Os únicos lugares que as pessoas habitavam eram os prédios e edifícios, qualquer casa no térreo ou era invadida por zumbis ou por pessoas desesperadas. Nos primeiros dias da transformação eles eram fortes e ágeis tanto quanto eram em vida, mas depois de algumas semanas o corpo ia se deteriorando se não se alimentassem, sentiam nosso cheiro e escutavam o mais baixo dos barulhos, não eram iguais nos filmes que destruindo o cérebro eles paravam, os corpos continuavam a caminhar mesmo sem cabeça, era comum ver braços ou pernas mutiladas no chão se mexendo.

 Em uma noite mais tranquila que o normal, escutamos uma criança chorando na rua, ela estava perto de uma árvore, seu choro desesperado estava atraindo uma quantidade enorme de zumbis, minha mãe quis muito ajudar mesmo isso podendo interferir na nossa própria segurança, mas era mais que nossas vidas e a da criança que estavam em jogo no momento, o que nos fazíamos ser humanos também estava em jogo, se deixássemos aquela criança morrer ali devorada ficaríamos internamente igual aos mortos-vivos.

Descemos rápido porque estavam se aproximando, minha mãe queria mais do que tudo salvá-la, durante toda essa ocupação zumbi ela ficou muito incomodada de não fazer nada durante todo esse tempo. As noites eram mais escuras agora sem iluminação, o que deixa mais fácil um zumbi aparecer de surpresa, e infelizmente foi o que aconteceu com minha mãe, ela conseguiu pegar a menina assustada, mas um zumbi atrás da árvore surgiu e mordeu o seu braço, arrancando um pedaço.
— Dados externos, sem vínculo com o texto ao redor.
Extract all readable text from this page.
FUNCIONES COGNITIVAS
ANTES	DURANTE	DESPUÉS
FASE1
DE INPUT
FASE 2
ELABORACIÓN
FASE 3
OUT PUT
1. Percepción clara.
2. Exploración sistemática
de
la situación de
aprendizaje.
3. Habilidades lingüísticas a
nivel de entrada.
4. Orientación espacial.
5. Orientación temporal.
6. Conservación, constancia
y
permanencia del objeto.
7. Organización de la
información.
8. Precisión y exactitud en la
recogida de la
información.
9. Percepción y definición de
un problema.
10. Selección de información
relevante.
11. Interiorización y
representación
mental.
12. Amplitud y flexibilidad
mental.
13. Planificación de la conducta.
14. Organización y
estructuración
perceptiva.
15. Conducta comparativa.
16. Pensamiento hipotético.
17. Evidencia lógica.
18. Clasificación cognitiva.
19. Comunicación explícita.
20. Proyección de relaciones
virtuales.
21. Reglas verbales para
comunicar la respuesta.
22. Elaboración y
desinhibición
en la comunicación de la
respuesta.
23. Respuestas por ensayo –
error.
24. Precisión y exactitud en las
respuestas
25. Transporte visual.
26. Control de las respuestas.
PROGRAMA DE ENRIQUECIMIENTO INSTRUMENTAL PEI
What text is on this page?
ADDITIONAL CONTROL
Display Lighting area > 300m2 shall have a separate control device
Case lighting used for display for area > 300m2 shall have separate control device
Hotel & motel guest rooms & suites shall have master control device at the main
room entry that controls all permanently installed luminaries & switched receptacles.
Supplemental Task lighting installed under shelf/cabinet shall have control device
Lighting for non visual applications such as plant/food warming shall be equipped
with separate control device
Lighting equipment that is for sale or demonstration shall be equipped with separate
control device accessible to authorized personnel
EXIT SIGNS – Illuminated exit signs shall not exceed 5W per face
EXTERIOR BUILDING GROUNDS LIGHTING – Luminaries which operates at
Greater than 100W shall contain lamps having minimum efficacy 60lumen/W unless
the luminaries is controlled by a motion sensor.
Fui atacado também, mas consegui escapar da mordida, corremos de volta para casa, nosso portão ficou cercada de zumbis forçando para entrar, ela me olhou no fundo dos meus olhos, ambos sabíamos o que estava para acontecer, as lágrimas queriam cair, mas ela pediu para ser forte, eu necessitava sobreviver, entramos em casa depois de trancar tudo, ela não fraquejou nem por um momento com a criança nos seus braços em choque, eu sabia que ela estava condenada, mas não podia deixá-la.


Mesmo não querendo demonstrar, ela estava com muita dor, o sangue escorrendo pelo seu braço já tinha uma cor diferente, mais preto que o normal, as bactérias da boca do zumbi eram muito contaminadas. Peguei o que pude de primeiros socorros para tentar estancar o sangramento, ela já estava queimando em febre. Estava mais apavorado do que ela, eu tremia sem parar, rezava por uma solução milagrosa, pois a podridão foi tomando conta do braço e rapidamente se espalharia pelo resto do corpo a transformando no inevitável.


A menina encolhida em um canto da sala olhava apavorada tudo aquilo, minha mãe em sua extrema ternura me pediu pra cuidar dela. Queria ir pra rua de qualquer jeito se transforma lá, mas isso não pude deixar, a amarrei enquanto percebia o seu olhar humano desaparecer.